Aim
To generate two related random number series with NumPy (Y built as roughly 0.7 × X plus noise), place them in a DataFrame, and measure their linear relationship with the Pearson correlation coefficient via df["X"].corr(df["Y"]).
CO Mapping: CO1, CO2, CO4, CO5
Theory
The Pearson correlation coefficient r measures the strength and direction of the linear relationship between two variables. It is the covariance of X and Y divided by the product of their standard deviations:
r = cov(X, Y) / (σ_X · σ_Y)
That normalisation forces r into the fixed range −1 to +1, making it unit-free and comparable across datasets (unlike raw covariance — see Practical 13). Reading the value: r = +1 means all points lie exactly on an upward-sloping line, r = −1 on a downward one, r = 0 means no linear association. Rules of thumb: |r| above 0.7 is usually called strong, 0.3–0.7 moderate, below 0.3 weak.
This practical constructs correlation deliberately. x is 30 random integers between 10 and 99; y is defined as 0.7 * x plus uniform noise between −10 and +9. Y therefore contains a genuine linear signal (slope 0.7) partially obscured by noise — so r should come out strongly positive but not exactly 1. Because np.random.seed(42) fixes the generator, every run (and every student) gets identical numbers, a reproducibility discipline carried over from Practical 6.

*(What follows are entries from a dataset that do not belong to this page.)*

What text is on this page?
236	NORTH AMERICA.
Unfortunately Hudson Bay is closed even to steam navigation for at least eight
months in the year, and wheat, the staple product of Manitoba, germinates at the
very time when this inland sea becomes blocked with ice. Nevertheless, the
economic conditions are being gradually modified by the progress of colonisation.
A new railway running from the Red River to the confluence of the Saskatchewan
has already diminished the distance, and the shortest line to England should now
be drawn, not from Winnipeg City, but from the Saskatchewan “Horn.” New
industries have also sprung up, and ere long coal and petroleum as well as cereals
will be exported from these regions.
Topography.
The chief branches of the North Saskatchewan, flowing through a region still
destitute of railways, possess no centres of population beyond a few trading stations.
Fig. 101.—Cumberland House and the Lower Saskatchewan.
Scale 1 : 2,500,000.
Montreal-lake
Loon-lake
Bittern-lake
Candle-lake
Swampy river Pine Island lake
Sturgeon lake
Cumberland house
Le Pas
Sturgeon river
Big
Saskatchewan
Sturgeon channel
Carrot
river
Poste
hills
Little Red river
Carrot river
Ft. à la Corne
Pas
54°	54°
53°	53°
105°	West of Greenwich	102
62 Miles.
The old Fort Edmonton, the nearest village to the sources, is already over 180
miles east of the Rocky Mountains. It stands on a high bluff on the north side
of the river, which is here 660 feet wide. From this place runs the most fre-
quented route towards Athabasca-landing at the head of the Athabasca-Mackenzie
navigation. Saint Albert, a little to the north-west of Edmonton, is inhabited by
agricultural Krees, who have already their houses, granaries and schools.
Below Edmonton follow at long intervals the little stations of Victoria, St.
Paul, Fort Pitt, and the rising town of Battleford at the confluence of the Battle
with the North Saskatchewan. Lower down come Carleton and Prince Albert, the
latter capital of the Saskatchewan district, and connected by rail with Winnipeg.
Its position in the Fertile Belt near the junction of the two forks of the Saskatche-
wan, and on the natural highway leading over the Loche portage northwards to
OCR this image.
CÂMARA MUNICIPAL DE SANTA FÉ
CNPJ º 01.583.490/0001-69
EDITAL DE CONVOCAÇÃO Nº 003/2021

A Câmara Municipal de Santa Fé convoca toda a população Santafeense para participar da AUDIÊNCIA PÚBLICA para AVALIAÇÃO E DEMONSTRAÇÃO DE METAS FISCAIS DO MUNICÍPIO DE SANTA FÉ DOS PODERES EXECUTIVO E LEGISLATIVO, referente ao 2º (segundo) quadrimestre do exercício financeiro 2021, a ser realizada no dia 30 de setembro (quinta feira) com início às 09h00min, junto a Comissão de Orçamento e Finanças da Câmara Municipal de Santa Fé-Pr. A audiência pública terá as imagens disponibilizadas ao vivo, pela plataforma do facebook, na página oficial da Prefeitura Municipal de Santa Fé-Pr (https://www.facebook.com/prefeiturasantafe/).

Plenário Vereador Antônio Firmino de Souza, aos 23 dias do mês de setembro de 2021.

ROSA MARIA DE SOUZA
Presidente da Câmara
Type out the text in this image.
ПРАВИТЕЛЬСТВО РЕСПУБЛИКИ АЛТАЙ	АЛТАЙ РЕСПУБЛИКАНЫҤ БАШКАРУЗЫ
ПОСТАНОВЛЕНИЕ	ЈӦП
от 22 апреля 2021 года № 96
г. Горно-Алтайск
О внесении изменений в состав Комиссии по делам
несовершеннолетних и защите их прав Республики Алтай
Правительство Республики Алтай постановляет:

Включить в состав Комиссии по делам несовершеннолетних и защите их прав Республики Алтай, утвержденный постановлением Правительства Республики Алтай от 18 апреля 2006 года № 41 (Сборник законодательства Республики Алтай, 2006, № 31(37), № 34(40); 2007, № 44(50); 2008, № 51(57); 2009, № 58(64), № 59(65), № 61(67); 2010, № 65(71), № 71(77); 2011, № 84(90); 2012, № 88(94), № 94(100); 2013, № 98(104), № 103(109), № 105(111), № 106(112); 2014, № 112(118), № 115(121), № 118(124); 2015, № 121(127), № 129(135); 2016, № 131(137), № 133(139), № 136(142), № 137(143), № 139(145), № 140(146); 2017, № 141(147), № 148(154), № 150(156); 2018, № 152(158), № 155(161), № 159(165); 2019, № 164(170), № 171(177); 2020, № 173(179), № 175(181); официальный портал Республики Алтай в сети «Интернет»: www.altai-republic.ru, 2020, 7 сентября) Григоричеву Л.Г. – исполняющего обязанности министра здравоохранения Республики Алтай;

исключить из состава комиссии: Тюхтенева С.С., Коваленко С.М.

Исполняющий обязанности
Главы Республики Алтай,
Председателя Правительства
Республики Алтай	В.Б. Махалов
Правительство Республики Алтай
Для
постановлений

Two standing warnings: correlation is not causation — here we happen to know Y is computed from X because we wrote the code, but with real-world data an r of 0.96 says nothing about direction or mechanism (a lurking third variable may drive both). And r only sees straight lines: a perfect parabola can score r ≈ 0, so always scatter-plot before trusting the number.
Dataset
Generated in the snippet with np.random.seed(42) — 30 pairs; the first five rows printed by df.head() are:
| Index | X | Y |
|---|---|---|
| 0 | 61 | 47 |
| 1 | 24 | 20 |
| 2 | 81 | 60 |
| 3 | 70 | 57 |
| 4 | 30 | 22 |
Procedure
- Seed NumPy with
np.random.seed(42)so the "random" data is reproducible. - Generate
x = np.random.randint(10, 100, 30)— 30 integers in [10, 99]. - Build
y = (0.7 * x + np.random.randint(-10, 10, 30)).astype(int)— a linear function of x with additive noise in [−10, 9]. - Assemble both arrays into the DataFrame
dfwith columns X and Y and printdf.head(). - Compute
corr_value = df["X"].corr(df["Y"])— pandas'.corr()defaults to the Pearson method. - Print the coefficient rounded to 4 decimal places.
Interpretation of Results
With seed 42 the program prints r = 0.9589 — a very strong positive linear correlation, exactly what the construction predicts. Sanity-check it against the printed head: when X is large (81) Y is large (60); when X is small (24) Y is small (20) — the pairs rise and fall together. Why not r = 1.0? The noise term adds up to ±10 marks of scatter around the perfect line 0.7x; relative to X's wide spread (values 11–98, so the signal component spans roughly 8–69), that noise is small, which is why r stays near 1 rather than degrading toward 0.7 or lower. The lesson in reverse: had the noise range been ±50 with the same slope, r would fall sharply — correlation strength reflects the signal-to-noise ratio, not the slope itself. The slope 0.7 sets the direction (positive); the tight noise sets the magnitude (≈ 0.96).
Common Mistakes
- Reading the 0.7 in the formula as the expected correlation — 0.7 is the slope; r depends on how big the noise is relative to the signal, and here lands at 0.9589.
- Omitting the seed and then puzzling over why the printed coefficient differs between runs and from classmates' outputs.
- Declaring "X causes Y" from a high r on real data — correlation is symmetric and silent about causation; only here do we know the mechanism because we coded it.
🎯 Viva Questions
- What range can the Pearson r take? −1 to +1 inclusive; the sign gives direction, the magnitude gives strength of the linear relationship.
- How is r related to covariance? r = cov(X, Y) / (σ_X σ_Y) — covariance normalised by both standard deviations.
- Why is r here 0.9589 and not exactly 1? The uniform noise in [−10, 9] scatters points around the line y = 0.7x, weakening the fit slightly.
- What would r ≈ 0 mean? No linear association — though a strong non-linear relationship (e.g. parabolic) could still exist.
- What does
np.random.seed(42)achieve? Deterministic pseudo-random output, so results are reproducible across runs and machines. - Does r = 0.96 prove X causes Y? No — correlation never establishes causation; here we only know the mechanism because y was explicitly computed from x.